Minggu, 07/06/2026
Minggu, 07/06/2026
Salah satu bangunan Dapur SPPG di Kabupaten Mahakam Ulu, telah selesai dibangun. Namun hingga kini fasilitas tersebut masih belum beroperasi untuk melayani program pemenuhan gizi. (Foto: Julika/Korankaltim.com)
Minggu, 07/06/2026

Salah satu bangunan Dapur SPPG di Kabupaten Mahakam Ulu, telah selesai dibangun. Namun hingga kini fasilitas tersebut masih belum beroperasi untuk melayani program pemenuhan gizi. (Foto: Julika/Korankaltim.com)
Penulis: Julika Hengin
KORANKALTIM.COM, UJOH BILANG – Sejumlah dapur Program Makan Bergizi Gratis (MBG) yang telah selesai dibangun di Kabupaten Mahakam Ulu (Mahulu) hingga kini belum dapat beroperasi.
Penyebabnya, pembayaran pembangunan serta dukungan operasional dari Badan Gizi Nasional (BGN) belum terealisasi.
Wakil Ketua Satgas MBG Mahakam Ulu, Agustinus Teguh Santoso, mengatakan fasilitas Satuan Pelayanan Pemenuhan Gizi (SPPG) telah dibangun oleh investor yang ditunjuk langsung oleh BGN di beberapa lokasi, antara lain Ujoh Bilang, Long Melaham, Long Hubung, dan Mamahak Teboq.
Menurutnya, seluruh bangunan telah selesai dikerjakan dan bahkan telah melalui proses peninjauan oleh tim operasional serta appraisal. Namun, hingga saat ini belum ada realisasi pembayaran dari BGN kepada investor yang telah mengeluarkan modal pembangunan.
“Bangunan sudah dibuat oleh investor, hanya memang pembayaran belum dilakukan karena hal itu sepenuhnya menjadi kewenangan BGN,” kata Agustinus.

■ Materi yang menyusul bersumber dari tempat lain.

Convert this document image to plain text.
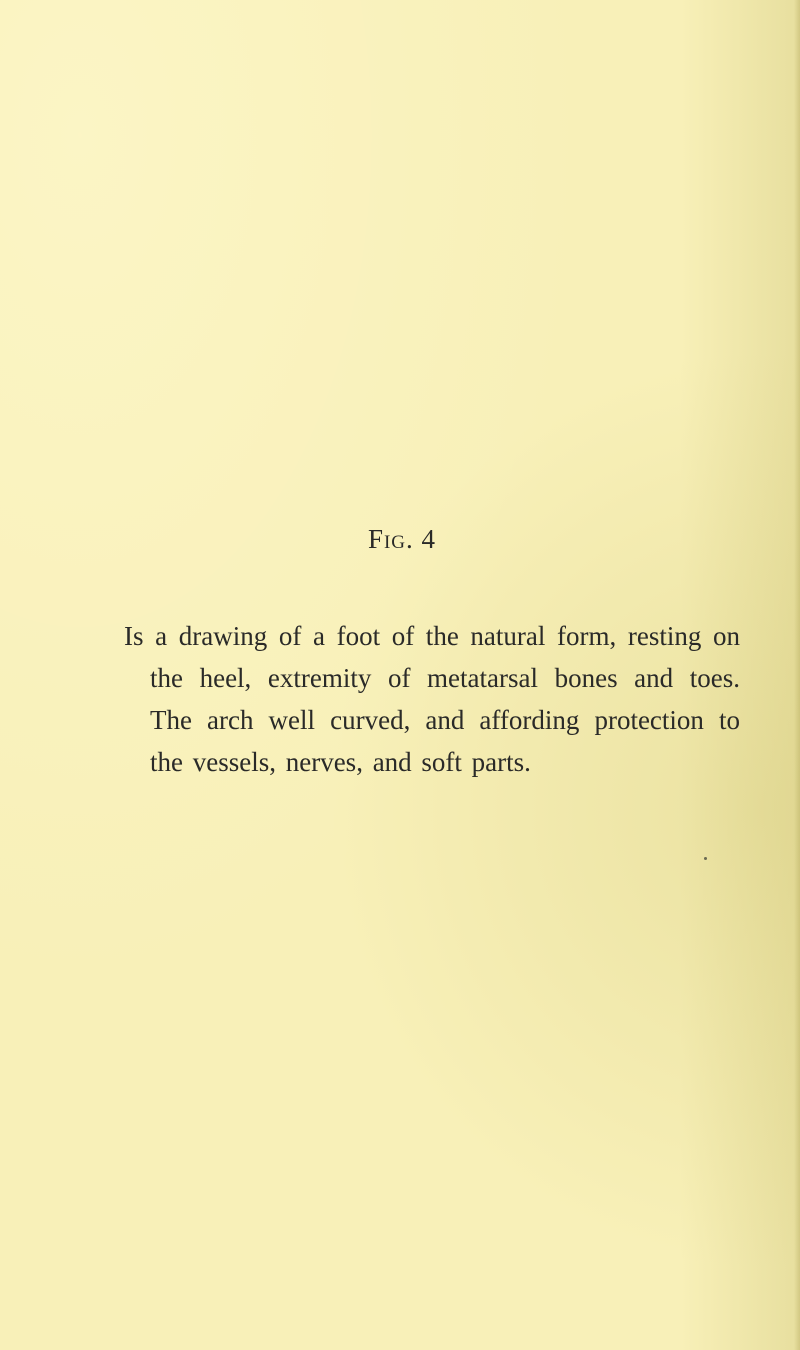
Fig. 4

Is a drawing of a foot of the natural form, resting on the heel, extremity of metatarsal bones and toes. The arch well curved, and affording protection to the vessels, nerves, and soft parts.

Ia menjelaskan, proses peninjauan terhadap bangunan telah selesai dilakukan sekitar tiga bulan lalu. Meski demikian, baik biaya pembangunan maupun dukungan operasional yang dijanjikan belum juga dicairkan.
Kondisi tersebut mulai menimbulkan keresahan di kalangan investor. Sejumlah investor mengeluhkan belum kembalinya modal yang telah mereka keluarkan untuk membangun fasilitas pendukung program MBG. Bahkan, beberapa di antaranya mulai membuka peluang bagi pihak lain yang berminat mengambil alih investasi tersebut.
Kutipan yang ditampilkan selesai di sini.